# Wireless earphones for gym



## stealthwolf (Sep 24, 2008)

I have wired earphones for the gym. They come with clips that hook over the ear. But the wire itself is a bit short and limits me as I also record my workouts on my phone. The wire also introduces microphonics from the wire rubbing on my gym clothes.

This is what I have: clicky

I thought I'd treat myself to a wireless set. I plan to get the airpod pro for Xmas for general use but reviews say they're rubbish for the gym as they fall out. Beats Powerbeats pro look like what I want but reviews suggest they fail quite quickly (possibly due to sweat ingress). Powerbeats 3 also seem to have reliability issues.

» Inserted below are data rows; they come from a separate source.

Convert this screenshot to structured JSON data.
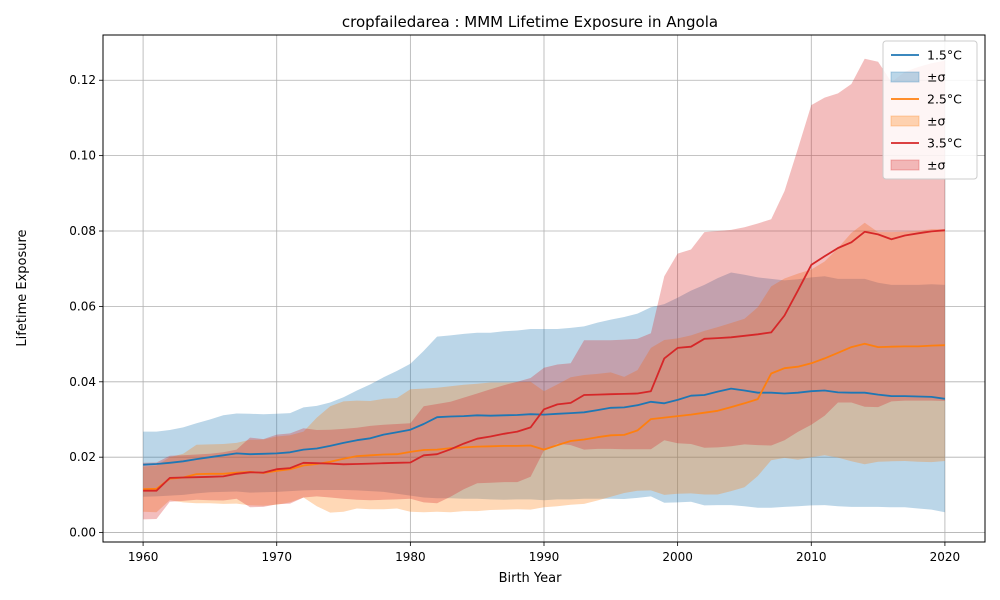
{
  "chart_data": {
    "type": "line",
    "title": "cropfailedarea : MMM Lifetime Exposure in Angola",
    "xlabel": "Birth Year",
    "ylabel": "Lifetime Exposure",
    "xlim": [
      1957,
      2023
    ],
    "ylim": [
      -0.0025,
      0.132
    ],
    "xticks": [
      1960,
      1970,
      1980,
      1990,
      2000,
      2010,
      2020
    ],
    "xtick_labels": [
      "1960",
      "1970",
      "1980",
      "1990",
      "2000",
      "2010",
      "2020"
    ],
    "yticks": [
      0.0,
      0.02,
      0.04,
      0.06,
      0.08,
      0.1,
      0.12
    ],
    "ytick_labels": [
      "0.00",
      "0.02",
      "0.04",
      "0.06",
      "0.08",
      "0.10",
      "0.12"
    ],
    "grid": true,
    "legend_position": "top-right",
    "legend": [
      {
        "label": "1.5°C",
        "kind": "line",
        "color": "#1f77b4"
      },
      {
        "label": "±σ",
        "kind": "band",
        "color": "#1f77b4"
      },
      {
        "label": "2.5°C",
        "kind": "line",
        "color": "#ff7f0e"
      },
      {
        "label": "±σ",
        "kind": "band",
        "color": "#ff7f0e"
      },
      {
        "label": "3.5°C",
        "kind": "line",
        "color": "#d62728"
      },
      {
        "label": "±σ",
        "kind": "band",
        "color": "#d62728"
      }
    ],
    "x": [
      1960,
      1961,
      1962,
      1963,
      1964,
      1965,
      1966,
      1967,
      1968,
      1969,
      1970,
      1971,
      1972,
      1973,
      1974,
      1975,
      1976,
      1977,
      1978,
      1979,
      1980,
      1981,
      1982,
      1983,
      1984,
      1985,
      1986,
      1987,
      1988,
      1989,
      1990,
      1991,
      1992,
      1993,
      1994,
      1995,
      1996,
      1997,
      1998,
      1999,
      2000,
      2001,
      2002,
      2003,
      2004,
      2005,
      2006,
      2007,
      2008,
      2009,
      2010,
      2011,
      2012,
      2013,
      2014,
      2015,
      2016,
      2017,
      2018,
      2019,
      2020
    ],
    "series": [
      {
        "name": "1.5°C",
        "color": "#1f77b4",
        "values": [
          0.018,
          0.0182,
          0.0185,
          0.0189,
          0.0195,
          0.02,
          0.0205,
          0.021,
          0.0208,
          0.0209,
          0.021,
          0.0213,
          0.022,
          0.0223,
          0.023,
          0.0238,
          0.0245,
          0.025,
          0.026,
          0.0266,
          0.0273,
          0.0288,
          0.0306,
          0.0308,
          0.0309,
          0.0311,
          0.031,
          0.0311,
          0.0312,
          0.0314,
          0.0313,
          0.0315,
          0.0317,
          0.0319,
          0.0325,
          0.0331,
          0.0332,
          0.0338,
          0.0347,
          0.0343,
          0.0352,
          0.0363,
          0.0365,
          0.0374,
          0.0382,
          0.0377,
          0.0371,
          0.0371,
          0.0369,
          0.0371,
          0.0375,
          0.0377,
          0.0372,
          0.0371,
          0.0371,
          0.0366,
          0.0362,
          0.0362,
          0.0361,
          0.036,
          0.0355
        ],
        "lower": [
          0.0095,
          0.0096,
          0.0098,
          0.01,
          0.0104,
          0.0107,
          0.0108,
          0.0109,
          0.0106,
          0.0107,
          0.0108,
          0.011,
          0.0112,
          0.0113,
          0.0113,
          0.0113,
          0.0112,
          0.011,
          0.0108,
          0.0103,
          0.0098,
          0.0093,
          0.0091,
          0.0091,
          0.009,
          0.009,
          0.0088,
          0.0087,
          0.0088,
          0.0088,
          0.0086,
          0.0088,
          0.0088,
          0.009,
          0.009,
          0.009,
          0.0089,
          0.0092,
          0.0096,
          0.0079,
          0.008,
          0.0082,
          0.0072,
          0.0073,
          0.0073,
          0.007,
          0.0066,
          0.0066,
          0.0068,
          0.007,
          0.0072,
          0.0073,
          0.007,
          0.0068,
          0.0068,
          0.0068,
          0.0067,
          0.0067,
          0.0064,
          0.0061,
          0.0054
        ],
        "upper": [
          0.0268,
          0.0268,
          0.0272,
          0.0279,
          0.029,
          0.03,
          0.0311,
          0.0316,
          0.0315,
          0.0314,
          0.0315,
          0.0317,
          0.0332,
          0.0336,
          0.0345,
          0.0359,
          0.0377,
          0.0393,
          0.0412,
          0.0429,
          0.0448,
          0.0482,
          0.052,
          0.0523,
          0.0527,
          0.053,
          0.053,
          0.0534,
          0.0536,
          0.054,
          0.054,
          0.054,
          0.0543,
          0.0547,
          0.0557,
          0.0565,
          0.0572,
          0.0581,
          0.0598,
          0.0606,
          0.0623,
          0.0642,
          0.0657,
          0.0675,
          0.069,
          0.0684,
          0.0677,
          0.0673,
          0.0669,
          0.0672,
          0.0677,
          0.068,
          0.0673,
          0.0673,
          0.0673,
          0.0663,
          0.0657,
          0.0657,
          0.0657,
          0.0659,
          0.0657
        ]
      },
      {
        "name": "2.5°C",
        "color": "#ff7f0e",
        "values": [
          0.0115,
          0.0116,
          0.0143,
          0.0146,
          0.0155,
          0.0156,
          0.0156,
          0.0159,
          0.0161,
          0.0158,
          0.0164,
          0.0168,
          0.0178,
          0.0182,
          0.0188,
          0.0196,
          0.0203,
          0.0205,
          0.0207,
          0.0208,
          0.0214,
          0.0219,
          0.022,
          0.0224,
          0.0226,
          0.0228,
          0.0229,
          0.023,
          0.023,
          0.0231,
          0.022,
          0.0232,
          0.0243,
          0.0247,
          0.0253,
          0.0258,
          0.0259,
          0.0271,
          0.0301,
          0.0305,
          0.0309,
          0.0313,
          0.0318,
          0.0323,
          0.0333,
          0.0343,
          0.0354,
          0.0422,
          0.0436,
          0.044,
          0.0449,
          0.0462,
          0.0477,
          0.0492,
          0.0501,
          0.0492,
          0.0493,
          0.0494,
          0.0494,
          0.0496,
          0.0497
        ],
        "lower": [
          0.0055,
          0.0054,
          0.0086,
          0.008,
          0.0078,
          0.0078,
          0.0076,
          0.0077,
          0.0072,
          0.0071,
          0.0074,
          0.008,
          0.0093,
          0.007,
          0.0053,
          0.0055,
          0.0064,
          0.0062,
          0.0062,
          0.0064,
          0.0055,
          0.0054,
          0.0055,
          0.0054,
          0.0057,
          0.0057,
          0.006,
          0.0061,
          0.0062,
          0.0061,
          0.0067,
          0.007,
          0.0074,
          0.0076,
          0.0085,
          0.0095,
          0.0105,
          0.0111,
          0.0112,
          0.01,
          0.0103,
          0.0104,
          0.0101,
          0.0101,
          0.011,
          0.012,
          0.015,
          0.0192,
          0.0198,
          0.0193,
          0.02,
          0.0205,
          0.0199,
          0.0189,
          0.0181,
          0.0188,
          0.0189,
          0.019,
          0.0188,
          0.0187,
          0.019
        ],
        "upper": [
          0.0175,
          0.0178,
          0.02,
          0.0209,
          0.0233,
          0.0234,
          0.0235,
          0.0238,
          0.0246,
          0.0247,
          0.0255,
          0.0258,
          0.0268,
          0.0305,
          0.0335,
          0.0348,
          0.035,
          0.0349,
          0.0355,
          0.0357,
          0.038,
          0.0382,
          0.0384,
          0.0388,
          0.0392,
          0.0395,
          0.0398,
          0.0398,
          0.0399,
          0.04,
          0.0375,
          0.0393,
          0.0412,
          0.0418,
          0.0421,
          0.0425,
          0.0413,
          0.0431,
          0.049,
          0.0511,
          0.0515,
          0.0523,
          0.0535,
          0.0545,
          0.0556,
          0.0567,
          0.0598,
          0.0653,
          0.0674,
          0.0687,
          0.0698,
          0.0719,
          0.0755,
          0.0795,
          0.0822,
          0.0797,
          0.0797,
          0.0798,
          0.08,
          0.0805,
          0.0805
        ]
      },
      {
        "name": "3.5°C",
        "color": "#d62728",
        "values": [
          0.0111,
          0.0111,
          0.0145,
          0.0146,
          0.0147,
          0.0148,
          0.0149,
          0.0156,
          0.016,
          0.0159,
          0.0168,
          0.0171,
          0.0185,
          0.0184,
          0.0183,
          0.0181,
          0.0182,
          0.0183,
          0.0184,
          0.0185,
          0.0186,
          0.0205,
          0.0208,
          0.0221,
          0.0236,
          0.0249,
          0.0255,
          0.0262,
          0.0268,
          0.0279,
          0.0327,
          0.034,
          0.0344,
          0.0365,
          0.0366,
          0.0367,
          0.0368,
          0.0369,
          0.0375,
          0.0462,
          0.049,
          0.0493,
          0.0514,
          0.0516,
          0.0518,
          0.0522,
          0.0526,
          0.0531,
          0.0576,
          0.0642,
          0.071,
          0.0733,
          0.0755,
          0.077,
          0.0798,
          0.0791,
          0.0778,
          0.0788,
          0.0794,
          0.0799,
          0.0802
        ],
        "lower": [
          0.0035,
          0.0036,
          0.0082,
          0.0084,
          0.0087,
          0.0086,
          0.0085,
          0.009,
          0.0067,
          0.0068,
          0.0075,
          0.0077,
          0.0093,
          0.0096,
          0.0093,
          0.009,
          0.0087,
          0.0086,
          0.0087,
          0.0088,
          0.009,
          0.008,
          0.0078,
          0.0095,
          0.0115,
          0.0131,
          0.0132,
          0.0134,
          0.0134,
          0.0148,
          0.0218,
          0.0236,
          0.0232,
          0.022,
          0.0222,
          0.0222,
          0.0221,
          0.0221,
          0.0221,
          0.0245,
          0.0237,
          0.0235,
          0.0225,
          0.0226,
          0.0229,
          0.0234,
          0.0232,
          0.0231,
          0.0245,
          0.0267,
          0.0286,
          0.031,
          0.0345,
          0.0345,
          0.0334,
          0.0333,
          0.0348,
          0.035,
          0.035,
          0.035,
          0.0349
        ],
        "upper": [
          0.0185,
          0.0186,
          0.0204,
          0.0205,
          0.0207,
          0.0209,
          0.0213,
          0.022,
          0.0252,
          0.0248,
          0.026,
          0.0263,
          0.0277,
          0.0272,
          0.0273,
          0.0275,
          0.0278,
          0.0283,
          0.0286,
          0.0288,
          0.029,
          0.0335,
          0.0341,
          0.0347,
          0.0358,
          0.0369,
          0.038,
          0.0391,
          0.04,
          0.041,
          0.0437,
          0.0446,
          0.0449,
          0.051,
          0.051,
          0.051,
          0.0512,
          0.0514,
          0.0529,
          0.068,
          0.074,
          0.0751,
          0.0797,
          0.08,
          0.0803,
          0.081,
          0.082,
          0.0831,
          0.0906,
          0.1018,
          0.1134,
          0.1154,
          0.1165,
          0.119,
          0.1257,
          0.1249,
          0.1195,
          0.1222,
          0.1235,
          0.1245,
          0.1252
        ]
      }
    ]
  }
}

I go to the gym 3-4 times a week. Weightlifting and cardio. I want something that is reliable and easy to use. Prefer in-ear as helps isolate noise. Wireless. Cost not an issue but I don't want to buy something and replace it in a year's time because it failed.

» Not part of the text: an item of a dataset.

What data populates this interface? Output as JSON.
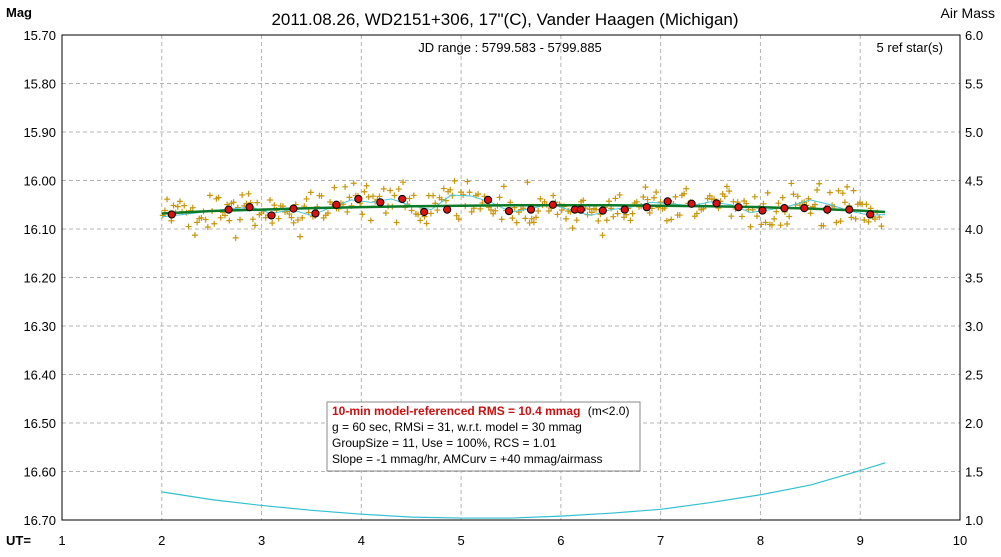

What do you guys have or recommend?


----------



## Meirion658 (Feb 11, 2012)

I use the Jabra elite 65t. I tend to run approx 30-40 miles a week and use these on a regular basis. Not once have they fallen out and the sound quality is epic on them.


----------



## slobbox (Jul 14, 2019)

I have some Huawei Bluetooth earphones and while i only run 30-40km a week they have never fallen out and for the price you cant get any better on sound have lasted me for just short of two years and still going strong 
Here's the link 
https://www.amazon.co.uk/gp/product/B075THDT3M/ref=ppx_yo_dt_b_search_asin_title?ie=UTF8&psc=1


----------



## Darlofan (Nov 24, 2010)

I run a lot and use a basic pair from Tesco. They do over ear ones or buds. I have the buds and they never fall out and have survived some horrendous Welsh weather over the last 18mths.


----------



## muzzer (Feb 13, 2011)

Meirion658 said:


> I use the Jabra elite 65t. I tend to run approx 30-40 miles a week and use these on a regular basis. Not once have they fallen out and the sound quality is epic on them.

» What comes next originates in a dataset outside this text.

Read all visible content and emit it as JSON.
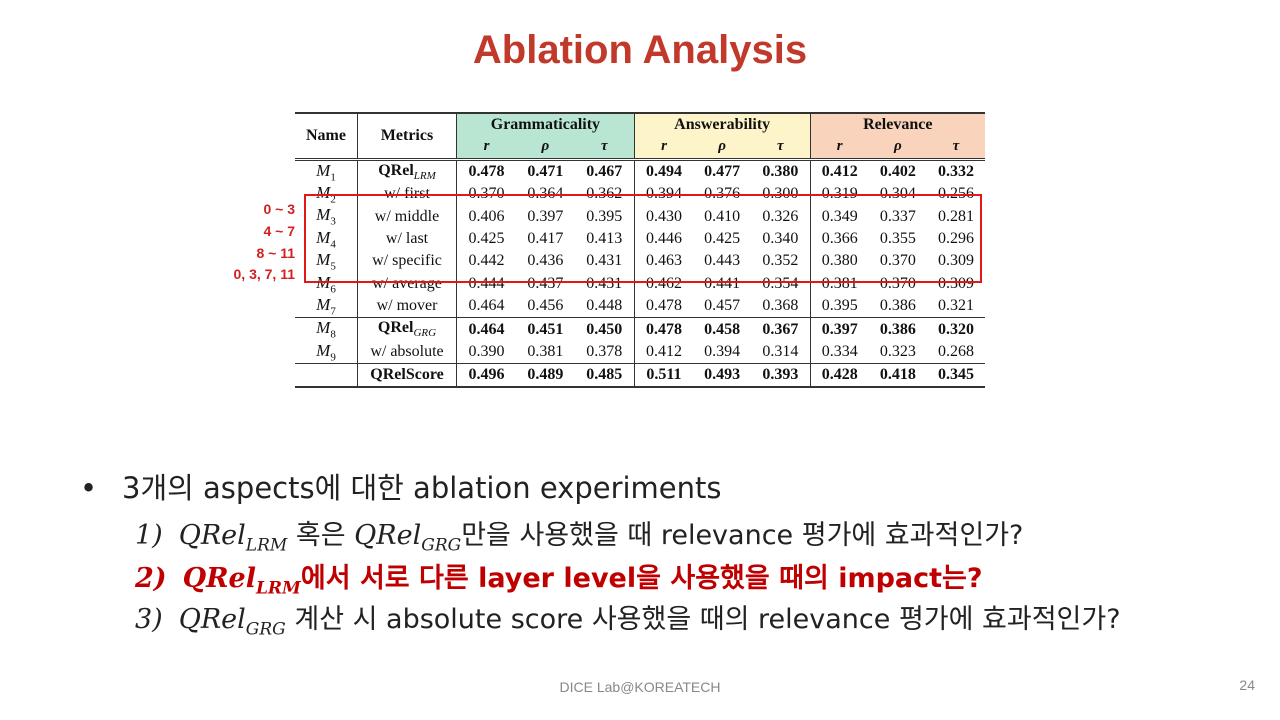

For the price they are, the sound quality should be epic.


----------



## Bustanut (Jun 11, 2011)

I use the samsung gear icon-x and they fit nice and snug in the ear. All controlled with finger gestures on the side. I have been really impressed and run in them no problem at all. I did however invest in some decent comply foam ear buds which made them even better. Last about 4hrs and will recharge twice from the storage case. I'm an apple fan too so really wanted the airpods to fit better.


----------



## Juke_Fan (Jul 12, 2014)

I got these when they were on offer at £5.99 in Rymans.

https://kitsound.co.uk/product/details/39286/Bounce_Bluetooth_Earphones/KitSound/In-Ear_Headphones/

I do a lot of Insanity & T25 workouts and they have been spot on.


----------



## spyk3d (Nov 25, 2007)

I cashed in my nectar points at Argos and got the Bose Soundsport wireless. Use them daily in the gym doing weights and cardio and they have never fell off. I get around 3/4 days of use before they need a charge and I can get two charges out of the optional charging case.

If you think the wire between the two earbuds might get in the way I believe they now do a totally wireless version called the Soundsport Free.

All in they cost me £10 with the case after Nectar points.


----------



## Kyle 86 (Jun 15, 2013)

I have JBL ones for the gym. Absolute godsend they are especially with the Junk they play

£29.99 From Argos

They are over ears ones not ones that slide in your ear. You will sweat them out regardless 

Sent from my SM-G950F using Tapatalk


----------



## kingswood (Jun 23, 2016)

i talk to people in the gym

you wldnt go to the pub and put earphones in :lol:


----------



## eibbor (Sep 8, 2015)

I was ready to spend £100+ but have just ordered the Huawei ones mentioned above!

That pub analogy was horrendous  40 mins constant cardio, I'm speaking to no-one!

Sent from my EML-L09 using Tapatalk


----------



## atbalfour (Aug 11, 2019)

likewise... went for Huawei ones on Friday


----------



## RCCampus (Jun 24, 2016)

Considered PowerBeats Pro?


----------



## No_Fear (Oct 15, 2009)

https://drop.com/audiophile/drops/newest


----------



## RCCampus (Jun 24, 2016)

No_Fear said:


> https://drop.com/audiophile/drops/newest


Not sure too much from drop is designed for gym/active use, i.e. most probably aren't sweatproof


----------



## Andysp (Jan 1, 2017)

Guy at work runs a lot and has been through loads of these headphones,he now uses the powerbeats pro and he said they're definitely the best he's had both for sound quality and for not falling out.


----------



## vsideboy (Sep 1, 2006)

I have the original ones of these, mine are both wired together but I cannot fault them and build quality is excellent.

https://www.amazon.co.uk/wireless-bluetooth-charging-resistant-isolating/dp/B07HH7KQK1

I have one of their sports watches as well so have all my songs on the watch, saves me wasting time (and temptation) having my phone at the gym so just play the songs on the watch through the headphones.


----------